Eurocentric linear law, in contrast, is an accumulation of instances, actions and judgments of failure —because it is built upon precedents recorded in court documents precisely because the litigants failed to resolve the matter in community and therefore went to a proscenium court where one adversary won and the other lost.

* A beautifully written document purporting to be law is not law until its provisions are practised, lived and experienced by real historical beings in real time and real space as well as underpinned by practical power.

In my February 10 2013 instalment, I started to show that it is the relational structure and philosophy of the African dariro which ensures the grooming and retention of organic Africa leadership both in politics and in ideas.

There I stressed the African relational concept of leadership in all forms, which comes alive in the active aesthetic verbs kuparura and kushaura, which performance verbs would not make sense without their complement, kutsinhira. The opposite concept is kupaumba, which means to make destructive and disruptive noise outside the circle and without listening to those in the circle.

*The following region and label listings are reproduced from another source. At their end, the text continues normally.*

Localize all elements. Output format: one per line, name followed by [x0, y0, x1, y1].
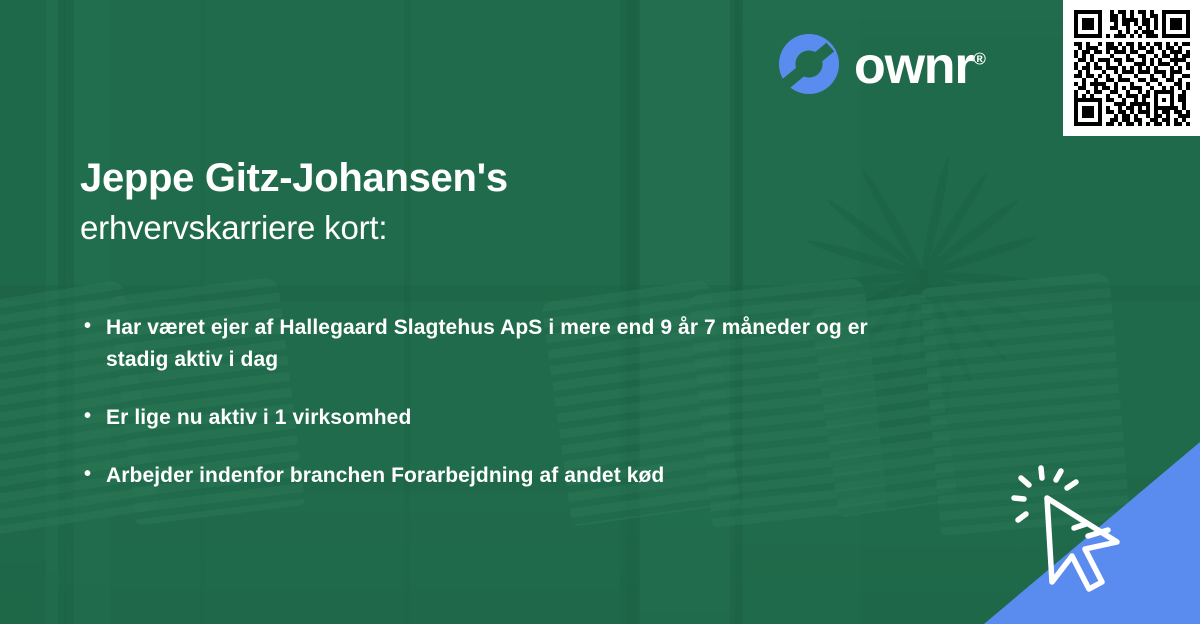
qr-code-panel[interactable]	[1063, 0, 1200, 136]
qr-code-icon	[1074, 10, 1190, 126]
list-item: Har været ejer af Hallegaard Slagtehus A…	[80, 312, 870, 376]
ownr-logo[interactable]: ownr®	[778, 33, 986, 95]
blue-corner-accent	[984, 442, 1200, 624]
logo-word-text: ownr	[854, 37, 973, 95]
career-facts-list: Har været ejer af Hallegaard Slagtehus A…	[80, 312, 870, 492]
click-cursor-icon	[984, 442, 1200, 624]
ownr-circle-logo-icon	[778, 33, 840, 95]
business-career-card: ownr® Jeppe Gitz-Johansen's erhvervskarr…	[0, 0, 1200, 624]
list-item: Er lige nu aktiv i 1 virksomhed	[80, 402, 870, 434]
headline-subtitle: erhvervskarriere kort:	[80, 208, 860, 248]
page-title: Jeppe Gitz-Johansen's erhvervskarriere k…	[80, 155, 860, 248]
headline-person-name: Jeppe Gitz-Johansen's	[80, 155, 860, 202]
registered-trademark-icon: ®	[973, 50, 986, 69]
list-item: Arbejder indenfor branchen Forarbejdning…	[80, 460, 870, 492]
logo-wordmark: ownr®	[854, 40, 986, 92]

The two verbs kuparura and kushaura (to call out) describe organic leadership because they generate organic resonance which is represented by kutsinhira (to respond, to affirm, to resonate, or to adjust the call if it cannot be affirmed in its present form, so that it can then be affirmed). In Zimbabwe the role of the foreign-funded opposition is kupaumba.

In his book Making History in Mugabe’s Zimbabwe: Politics, Intellectuals and the Media, Dr Blessing-Miles Tendi identified two groups of intellectuals in contemporary Zimbabwe: Those he labelled patriotic (nationalist) intellectuals and those he labelled public (opposition) intellectuals.

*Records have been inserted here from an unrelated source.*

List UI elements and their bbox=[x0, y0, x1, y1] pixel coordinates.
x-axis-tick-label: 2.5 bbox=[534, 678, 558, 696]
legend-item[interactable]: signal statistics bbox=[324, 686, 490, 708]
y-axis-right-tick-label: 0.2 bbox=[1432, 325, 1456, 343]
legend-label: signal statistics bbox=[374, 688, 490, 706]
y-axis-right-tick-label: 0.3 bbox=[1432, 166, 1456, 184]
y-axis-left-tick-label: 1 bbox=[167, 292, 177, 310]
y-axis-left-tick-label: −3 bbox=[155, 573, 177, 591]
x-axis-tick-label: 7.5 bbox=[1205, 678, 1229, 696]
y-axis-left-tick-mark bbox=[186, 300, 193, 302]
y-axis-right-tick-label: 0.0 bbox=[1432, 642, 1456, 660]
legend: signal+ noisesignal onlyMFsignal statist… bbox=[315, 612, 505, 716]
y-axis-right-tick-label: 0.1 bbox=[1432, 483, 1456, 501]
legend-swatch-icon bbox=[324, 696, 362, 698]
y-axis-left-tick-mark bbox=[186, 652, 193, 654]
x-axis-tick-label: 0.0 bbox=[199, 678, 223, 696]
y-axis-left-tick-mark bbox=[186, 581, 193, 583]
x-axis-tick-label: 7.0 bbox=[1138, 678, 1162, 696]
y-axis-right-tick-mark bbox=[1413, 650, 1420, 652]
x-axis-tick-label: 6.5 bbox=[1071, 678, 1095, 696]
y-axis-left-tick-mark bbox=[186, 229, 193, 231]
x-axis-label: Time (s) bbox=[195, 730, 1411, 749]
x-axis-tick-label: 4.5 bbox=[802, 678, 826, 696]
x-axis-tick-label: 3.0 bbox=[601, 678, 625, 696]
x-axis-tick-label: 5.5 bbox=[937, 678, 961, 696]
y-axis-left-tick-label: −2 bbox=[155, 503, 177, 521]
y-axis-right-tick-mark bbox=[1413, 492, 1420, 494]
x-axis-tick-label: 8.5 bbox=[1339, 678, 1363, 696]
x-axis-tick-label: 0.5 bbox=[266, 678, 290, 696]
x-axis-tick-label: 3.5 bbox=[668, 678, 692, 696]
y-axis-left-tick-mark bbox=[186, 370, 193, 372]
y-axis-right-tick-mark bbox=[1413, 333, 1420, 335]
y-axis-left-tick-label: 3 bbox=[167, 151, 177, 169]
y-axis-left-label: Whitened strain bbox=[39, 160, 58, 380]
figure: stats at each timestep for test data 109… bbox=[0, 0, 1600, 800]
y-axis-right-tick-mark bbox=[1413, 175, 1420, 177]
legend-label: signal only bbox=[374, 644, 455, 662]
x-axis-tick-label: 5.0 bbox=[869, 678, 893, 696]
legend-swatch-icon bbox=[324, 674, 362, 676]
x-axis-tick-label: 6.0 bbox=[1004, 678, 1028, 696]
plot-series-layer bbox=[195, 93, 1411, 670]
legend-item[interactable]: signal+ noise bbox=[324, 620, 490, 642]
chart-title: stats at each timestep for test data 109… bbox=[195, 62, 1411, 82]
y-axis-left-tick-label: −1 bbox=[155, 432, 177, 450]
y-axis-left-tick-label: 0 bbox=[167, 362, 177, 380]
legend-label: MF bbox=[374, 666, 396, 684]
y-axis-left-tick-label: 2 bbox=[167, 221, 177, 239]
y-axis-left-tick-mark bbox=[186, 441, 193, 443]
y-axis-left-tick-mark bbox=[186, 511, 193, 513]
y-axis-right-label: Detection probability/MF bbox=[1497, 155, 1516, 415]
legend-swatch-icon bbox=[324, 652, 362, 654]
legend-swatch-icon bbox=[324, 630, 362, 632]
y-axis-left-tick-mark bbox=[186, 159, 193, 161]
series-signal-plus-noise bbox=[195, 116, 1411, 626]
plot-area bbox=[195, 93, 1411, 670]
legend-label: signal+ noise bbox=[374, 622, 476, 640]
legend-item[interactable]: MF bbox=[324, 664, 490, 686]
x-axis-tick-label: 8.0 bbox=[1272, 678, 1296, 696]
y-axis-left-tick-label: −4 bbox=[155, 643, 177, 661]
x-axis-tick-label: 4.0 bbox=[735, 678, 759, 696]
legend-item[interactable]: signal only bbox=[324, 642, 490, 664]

He went further to say that the latter group, including the late Professor Elifas Mukonoweshuro and the late Professor John Makumbe, lost the public debate during the 2001-2010 crisis because what they praised as examples of international best practice in democracy, good governance, human rights and freedom either remained vague and remote from the average person’s daily life or clearly demonstrated the opposite of what was claimed (as in the cases of the Western interventions in Yugoslavia, Iraq and Afghanistan).

Apart from the faulty labels, what Blessing-Miles Tendi failed to articulate was that the first group of intellectuals spoke from within the African dariro and focused on the need for Africans in Zimbabwe to reclaim their land and own the economy, whereas the latter group was preoccupied with importing the neo-liberal linear politics of good governance, human rights, transparency and accountability without anchoring them to anything tangible and resonant. The discourse of the neo-liberal opposition intellectuals made it seem as if Madzimbahwe or vana vevhu did not belong to the international community, as if the defence of human life and human dignity were foreign inventions which Africans needed to learn and to import from their former colonisers, as if colonialism, settlerism and apartheid were the same as good governance, so that in fighting and overthrowing them the Africans were not in fact fighting to establish their own good governance.

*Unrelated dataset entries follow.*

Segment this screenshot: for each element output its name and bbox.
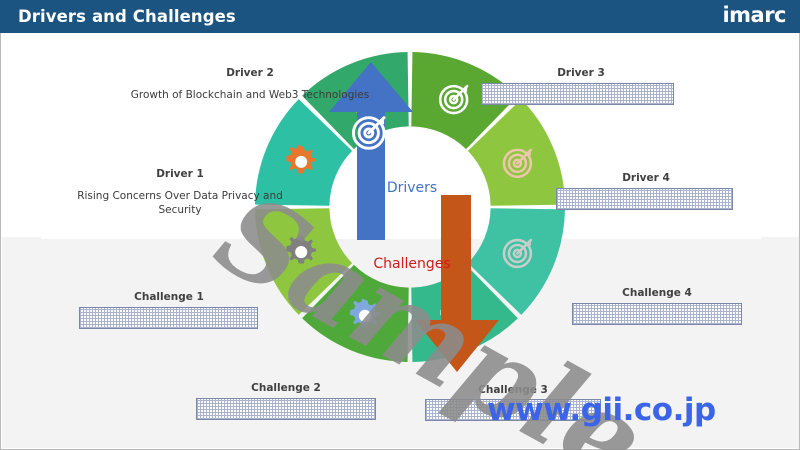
target-icon [353, 118, 384, 149]
challenge-1-placeholder[interactable] [79, 307, 258, 329]
slide-root: Drivers and Challenges imarc [0, 0, 800, 450]
challenge-3-title: Challenge 3 [425, 384, 601, 396]
challenge-2-placeholder[interactable] [196, 398, 376, 420]
imarc-logo: imarc [722, 3, 786, 27]
driver-3-placeholder[interactable] [481, 83, 674, 105]
challenge-2-title: Challenge 2 [196, 382, 376, 394]
challenge-3-placeholder[interactable] [425, 399, 601, 421]
challenge-1-title: Challenge 1 [79, 291, 259, 303]
driver-4-title: Driver 4 [556, 172, 736, 184]
driver-4-placeholder[interactable] [556, 188, 733, 210]
driver-3-title: Driver 3 [481, 67, 681, 79]
header-band: Drivers and Challenges imarc [0, 0, 800, 33]
challenge-4-placeholder[interactable] [572, 303, 742, 325]
driver-1-text: Rising Concerns Over Data Privacy and Se… [70, 189, 290, 217]
page-title: Drivers and Challenges [18, 7, 236, 26]
center-label-challenges: Challenges [352, 256, 472, 272]
driver-2-title: Driver 2 [150, 67, 350, 79]
center-label-drivers: Drivers [367, 180, 457, 196]
challenge-4-title: Challenge 4 [572, 287, 742, 299]
driver-2-text: Growth of Blockchain and Web3 Technologi… [130, 88, 370, 102]
driver-1-title: Driver 1 [80, 168, 280, 180]
down-arrow [415, 195, 499, 372]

But above everything else, the MDC’s neoliberal opposition discourse failed to resonate with the people because it was a contradiction, requiring one to practise good governance of what one does not own. Blessing-Miles Tendi reported the failure of the neo-liberal opposition intellectuals long before the on-going crisis of neo-liberalism in North America and Europe became glaring and scandalous.

Now, it is clear that the neo-liberal project has failed in its own home societies of Europe and North America. This explains why those relying on “benchmarking” Western neo-aliberalism in our midst are thoroughly confused and failing to put together a clear programme or manifesto for elections which are supposed to follow the referendum.

It is at election time that the ideological and moral chasm between the two types of “leaders” will become extreme.

This is because one set of leaders, those from the MDC formations, have not abandoned their relationship with those countries (all white) which maintain illegal sanctions against the people of Zimbabwe.